As I understand it, the OpenPOWER Foundation is basically a way for users and providers of hardware and firmware around IBM's POWER CPUs to collaborate & share specifications, etc. It's not terribly different than various other industry consortia, such as the PCIe SIG, the RISC V Foundation, consortia around memory & flash standards, etc.

So, the real question is how much responsibility do these groups have for vetting their members? How strictly should their charters be drawn, in order to facilitate this? Should these groups really be concerning themselves with policing their members and enforcing some ethical/political standard, or just focusing on the technical problems they're intended to solve... and let governments worry about which firms should be shut out.

I'm pretty firmly in the camp of just having government do the policing. If the US government wants to use this as a point of leverage against the Chinese, then let them blacklist Semptian. They've shown they're well capable and willing to do such things.

There's a down-side to this sort of action that's also worth consideration. I mean, you won't prevent these sorts of companies from eventually getting the tech they need to build their products - only slow them down. But, if the US government builds a wall around US tech companies, what's at stake is potentially the entire principle of having open and unified standards. So, you could have Chinese computers that use their CPU architecture, their bus standards, their memory technologies, etc.

Now, imagine China sells a lot of its hardware into African, Asian, and South American countries, and all of a sudden, you could find that US and European tech companies are completely frozen out of those markets, because none of their tech is in any way compatible with the dominant computer systems in use by them. Worse yet, which way will the Koreans and Japanese go? Maybe try to play both sides?

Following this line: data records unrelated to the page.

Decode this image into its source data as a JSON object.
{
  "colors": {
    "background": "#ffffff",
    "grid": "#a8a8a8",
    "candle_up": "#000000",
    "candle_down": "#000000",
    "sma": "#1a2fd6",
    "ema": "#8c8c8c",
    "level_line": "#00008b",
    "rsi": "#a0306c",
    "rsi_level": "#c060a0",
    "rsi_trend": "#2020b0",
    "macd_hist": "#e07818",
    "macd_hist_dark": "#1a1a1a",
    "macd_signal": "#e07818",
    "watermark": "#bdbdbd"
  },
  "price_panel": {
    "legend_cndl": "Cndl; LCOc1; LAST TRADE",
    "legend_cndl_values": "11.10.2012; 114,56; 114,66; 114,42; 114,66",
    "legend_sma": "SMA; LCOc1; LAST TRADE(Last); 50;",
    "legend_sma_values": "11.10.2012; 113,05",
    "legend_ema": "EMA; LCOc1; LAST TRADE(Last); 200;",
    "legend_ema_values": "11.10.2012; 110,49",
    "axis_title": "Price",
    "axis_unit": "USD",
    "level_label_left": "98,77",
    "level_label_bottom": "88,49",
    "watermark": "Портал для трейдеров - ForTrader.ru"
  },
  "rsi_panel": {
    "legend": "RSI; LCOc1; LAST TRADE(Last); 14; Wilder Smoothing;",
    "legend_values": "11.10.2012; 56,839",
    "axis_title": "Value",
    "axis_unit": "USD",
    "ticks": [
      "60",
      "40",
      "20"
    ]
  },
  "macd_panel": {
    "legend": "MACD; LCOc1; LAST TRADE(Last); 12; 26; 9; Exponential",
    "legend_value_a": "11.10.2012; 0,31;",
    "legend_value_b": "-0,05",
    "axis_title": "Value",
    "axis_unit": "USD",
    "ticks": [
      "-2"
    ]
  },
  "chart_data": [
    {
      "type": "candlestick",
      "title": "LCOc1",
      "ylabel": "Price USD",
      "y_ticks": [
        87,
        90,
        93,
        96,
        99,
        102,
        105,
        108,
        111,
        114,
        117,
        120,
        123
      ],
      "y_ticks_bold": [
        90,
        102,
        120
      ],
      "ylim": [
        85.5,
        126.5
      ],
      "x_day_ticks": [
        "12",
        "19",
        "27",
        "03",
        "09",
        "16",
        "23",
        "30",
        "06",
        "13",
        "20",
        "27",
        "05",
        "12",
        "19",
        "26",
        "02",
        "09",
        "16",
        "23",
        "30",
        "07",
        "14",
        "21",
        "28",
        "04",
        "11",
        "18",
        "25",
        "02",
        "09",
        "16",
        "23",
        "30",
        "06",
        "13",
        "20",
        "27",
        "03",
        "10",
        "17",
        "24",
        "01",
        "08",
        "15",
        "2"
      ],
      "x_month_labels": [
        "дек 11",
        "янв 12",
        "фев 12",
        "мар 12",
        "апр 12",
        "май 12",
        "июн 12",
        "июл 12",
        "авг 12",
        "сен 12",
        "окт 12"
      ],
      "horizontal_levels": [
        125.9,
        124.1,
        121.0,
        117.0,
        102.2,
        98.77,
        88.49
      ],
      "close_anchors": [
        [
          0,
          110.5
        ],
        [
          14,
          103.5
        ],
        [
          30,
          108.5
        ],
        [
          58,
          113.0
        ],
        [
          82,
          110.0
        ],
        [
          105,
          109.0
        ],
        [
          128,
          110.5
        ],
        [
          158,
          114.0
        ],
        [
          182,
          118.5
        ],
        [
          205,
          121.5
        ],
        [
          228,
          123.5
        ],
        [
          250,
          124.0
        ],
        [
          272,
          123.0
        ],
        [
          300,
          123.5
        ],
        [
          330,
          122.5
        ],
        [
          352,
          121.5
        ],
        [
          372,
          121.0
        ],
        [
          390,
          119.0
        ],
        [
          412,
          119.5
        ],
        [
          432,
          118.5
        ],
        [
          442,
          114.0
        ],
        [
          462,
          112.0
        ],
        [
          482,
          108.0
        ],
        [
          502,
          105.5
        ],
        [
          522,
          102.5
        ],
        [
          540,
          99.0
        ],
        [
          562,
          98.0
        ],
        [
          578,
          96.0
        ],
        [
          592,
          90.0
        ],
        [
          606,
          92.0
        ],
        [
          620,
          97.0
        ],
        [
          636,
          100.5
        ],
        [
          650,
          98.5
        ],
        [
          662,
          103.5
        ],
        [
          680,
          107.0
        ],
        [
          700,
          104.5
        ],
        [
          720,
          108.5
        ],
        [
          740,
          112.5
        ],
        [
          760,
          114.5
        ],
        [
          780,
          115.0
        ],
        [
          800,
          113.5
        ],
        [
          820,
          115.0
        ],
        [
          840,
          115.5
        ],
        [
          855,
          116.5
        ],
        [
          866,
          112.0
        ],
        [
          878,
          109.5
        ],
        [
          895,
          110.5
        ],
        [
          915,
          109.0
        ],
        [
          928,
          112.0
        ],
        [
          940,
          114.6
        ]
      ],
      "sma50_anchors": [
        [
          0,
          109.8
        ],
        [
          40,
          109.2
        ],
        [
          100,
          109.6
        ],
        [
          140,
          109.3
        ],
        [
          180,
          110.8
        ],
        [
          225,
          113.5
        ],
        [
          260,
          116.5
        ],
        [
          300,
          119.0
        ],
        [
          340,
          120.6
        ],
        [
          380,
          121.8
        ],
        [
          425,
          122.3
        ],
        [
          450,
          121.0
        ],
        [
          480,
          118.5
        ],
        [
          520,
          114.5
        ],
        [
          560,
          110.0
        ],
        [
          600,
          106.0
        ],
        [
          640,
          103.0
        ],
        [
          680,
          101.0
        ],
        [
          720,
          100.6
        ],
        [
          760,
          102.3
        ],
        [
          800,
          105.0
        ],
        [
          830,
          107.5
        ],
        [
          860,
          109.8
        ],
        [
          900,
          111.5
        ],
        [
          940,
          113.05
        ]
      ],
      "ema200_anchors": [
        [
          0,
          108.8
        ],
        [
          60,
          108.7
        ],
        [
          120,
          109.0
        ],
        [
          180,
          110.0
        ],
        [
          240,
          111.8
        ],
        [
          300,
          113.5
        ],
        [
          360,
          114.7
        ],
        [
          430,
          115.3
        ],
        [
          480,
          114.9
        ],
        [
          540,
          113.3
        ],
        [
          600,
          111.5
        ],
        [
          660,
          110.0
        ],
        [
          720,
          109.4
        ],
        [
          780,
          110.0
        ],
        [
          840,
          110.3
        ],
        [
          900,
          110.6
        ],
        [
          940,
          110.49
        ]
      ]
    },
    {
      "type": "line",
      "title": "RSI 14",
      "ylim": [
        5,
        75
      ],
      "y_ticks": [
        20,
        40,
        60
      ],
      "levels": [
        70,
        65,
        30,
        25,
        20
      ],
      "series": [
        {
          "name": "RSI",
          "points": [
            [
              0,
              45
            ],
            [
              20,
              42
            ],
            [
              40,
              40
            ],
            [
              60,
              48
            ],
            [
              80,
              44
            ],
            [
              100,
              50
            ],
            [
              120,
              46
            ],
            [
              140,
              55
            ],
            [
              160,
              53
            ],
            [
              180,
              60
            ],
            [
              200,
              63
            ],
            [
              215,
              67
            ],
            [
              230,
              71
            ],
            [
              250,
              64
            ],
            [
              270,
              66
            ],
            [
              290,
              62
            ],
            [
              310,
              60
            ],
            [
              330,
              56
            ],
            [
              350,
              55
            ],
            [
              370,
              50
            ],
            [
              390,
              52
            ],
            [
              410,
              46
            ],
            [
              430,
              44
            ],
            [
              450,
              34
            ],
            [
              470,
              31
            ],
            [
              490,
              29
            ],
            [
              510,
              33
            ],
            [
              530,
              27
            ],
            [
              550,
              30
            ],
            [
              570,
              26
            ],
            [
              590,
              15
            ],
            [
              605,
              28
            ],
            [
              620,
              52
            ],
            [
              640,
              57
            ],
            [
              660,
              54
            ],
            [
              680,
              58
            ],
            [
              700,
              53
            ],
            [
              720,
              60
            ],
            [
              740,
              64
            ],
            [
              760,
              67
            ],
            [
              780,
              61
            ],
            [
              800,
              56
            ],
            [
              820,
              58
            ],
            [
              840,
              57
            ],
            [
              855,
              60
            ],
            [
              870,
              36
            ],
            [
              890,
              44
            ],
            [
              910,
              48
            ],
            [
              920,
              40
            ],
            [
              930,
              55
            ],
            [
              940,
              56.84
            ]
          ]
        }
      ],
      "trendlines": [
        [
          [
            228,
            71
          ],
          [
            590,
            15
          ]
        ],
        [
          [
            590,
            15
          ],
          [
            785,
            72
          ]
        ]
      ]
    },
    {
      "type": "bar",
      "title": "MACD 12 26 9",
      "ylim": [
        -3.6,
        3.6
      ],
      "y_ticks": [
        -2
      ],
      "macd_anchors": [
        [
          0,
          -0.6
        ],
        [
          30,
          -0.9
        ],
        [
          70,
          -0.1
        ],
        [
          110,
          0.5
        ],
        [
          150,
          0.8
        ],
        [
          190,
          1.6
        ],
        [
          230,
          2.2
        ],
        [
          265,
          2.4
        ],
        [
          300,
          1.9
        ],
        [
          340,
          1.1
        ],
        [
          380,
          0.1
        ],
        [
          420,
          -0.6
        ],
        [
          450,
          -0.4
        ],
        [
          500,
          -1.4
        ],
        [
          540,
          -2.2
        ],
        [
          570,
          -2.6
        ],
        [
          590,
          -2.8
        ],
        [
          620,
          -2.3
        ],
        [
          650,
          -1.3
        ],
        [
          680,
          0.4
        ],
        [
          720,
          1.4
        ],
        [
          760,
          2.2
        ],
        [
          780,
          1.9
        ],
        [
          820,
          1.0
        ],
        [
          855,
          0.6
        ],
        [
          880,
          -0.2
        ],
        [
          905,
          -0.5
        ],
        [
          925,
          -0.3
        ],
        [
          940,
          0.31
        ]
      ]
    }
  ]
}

So, in my opinion, the US should be very selective and judicious in restricting cooperation between tech companies. It's a weapon that gets weaker with each use, yet the likelihood of blowback only gets worse.
 

bit_user

Polypheme
Ambassador
yep, all in bed together, nice and cozy. they luvs them some communists and spying on citizens
No, I don't think that's what's going on, here.

The article is really vague about the kind of information being shared, but it's really low-level stuff around motherboard standards, BIOS, etc. for POWER CPUs.

It's not like they're trading data collection and analysis techniques, AI technology, or anything like that. These types of organizations are usually populated by a bunch of electrical engineers focused on the nuts and bolts of computer systems, who have very little to do with what else is going on, in the mega-corps they work for.